O Plano Diretor aumentou de 600 para 700 metros os raios das zonas de eixo no entorno de estações de metrô e trens. Nos corredores de ônibus, o tamanho da faixa considerada EETU subiu de 300 para 400 metros. Espera-se que a revisão do zoneamento aponte em quais quadras as novas regras serão válidas.

O texto enviado à Câmara pelo Executivo cria algumas restrições para a expansão dessas zonas de eixo.

Quadras serão excluídas da regra se nelas existirem barreiras urbanas (como ferrovias e cemitérios), ladeiras e outras condições que dificultem o trajeto a pé ou exijam caminhada superior a um quilômetro até o transporte público.

A prefeitura também limitou a expansão dos eixos às áreas em que há maior consolidação da urbanização.

São duas grandes porções do território paulistano: a MUC (Macroárea de Urbanização Consolidada), onde estão bairros mais desenvolvidos das zonas central, oeste e sul; e a MQU (Macroárea de Qualificação da Urbanização), que abrange áreas predominantemente residenciais nas franjas do centro expandido.

Para bairros mais afastados, como nos extremos leste e sul, a prefeitura quer que o desenvolvimento ocorra por meio de planos urbanísticos específicos, os chamados PIUs (Planos de Intervenção Urbana).
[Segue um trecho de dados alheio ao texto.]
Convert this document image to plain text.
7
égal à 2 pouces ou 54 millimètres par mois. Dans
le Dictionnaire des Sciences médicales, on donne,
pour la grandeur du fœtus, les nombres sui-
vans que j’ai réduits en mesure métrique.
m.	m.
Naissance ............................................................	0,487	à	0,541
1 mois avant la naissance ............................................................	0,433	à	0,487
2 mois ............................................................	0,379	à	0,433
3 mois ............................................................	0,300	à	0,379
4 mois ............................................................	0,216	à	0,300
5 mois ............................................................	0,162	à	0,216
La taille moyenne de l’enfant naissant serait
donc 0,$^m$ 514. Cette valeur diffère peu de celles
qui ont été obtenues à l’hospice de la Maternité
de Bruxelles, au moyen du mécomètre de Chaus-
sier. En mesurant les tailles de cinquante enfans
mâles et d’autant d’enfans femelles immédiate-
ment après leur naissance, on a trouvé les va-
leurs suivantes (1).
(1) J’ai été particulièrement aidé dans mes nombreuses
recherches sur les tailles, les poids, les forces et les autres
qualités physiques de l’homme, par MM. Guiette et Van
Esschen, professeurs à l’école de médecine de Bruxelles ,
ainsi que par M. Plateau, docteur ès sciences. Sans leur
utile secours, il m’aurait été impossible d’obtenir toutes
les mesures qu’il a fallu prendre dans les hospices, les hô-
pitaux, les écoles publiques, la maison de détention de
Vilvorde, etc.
Na próxima semana, a Câmara deverá definir o calendário de audiências públicas. Na Comissão de Política Urbana, presidida pelo vereador Rubinho Nunes (União Brasil), a expectativa é que a revisão seja aprovada até o fim do ano.

Gestão Nunes diz que Psiu para residências é inconstitucional

A Secretaria Municipal de Urbanismo e Licenciamento, da gestão Ricardo Nunes, informou reconhecer "a importância do Mapa de Ruído Urbano como ferramenta de apoio às decisões para o planejamento e ordenamento urbano em relação à gestão de ruído na cidade", disse.

A secretaria também afirma que é necessário cruzar as regras desse mapa com estudos já realizados na prefeitura, além de averiguar normas federais. Por isso, propôs que a elaboração seja concluída até 2026 para a Macroárea de Urbanização Consolidada e para os Eixos de Estruturação da Transformação Urbana, e até 2029, para as demais áreas da cidade.

A prefeitura ainda comunicou que a exclusão do dispositivo que propunha submeter as edificações de uso residencial à fiscalização e controle de ruídos deu-se pelo "reconhecimento da inviabilidade da imposição de atividade fiscalizatória de posturas municipais no âmbito domiciliar, em face das garantias constitucionais de sua inviolabilidade".

No entendimento da prefeitura, diz a nota, há outros modos de repressão à utilização abusiva da propriedade, amparados pelo Direito Civil, no âmbito dos direitos de vizinhança.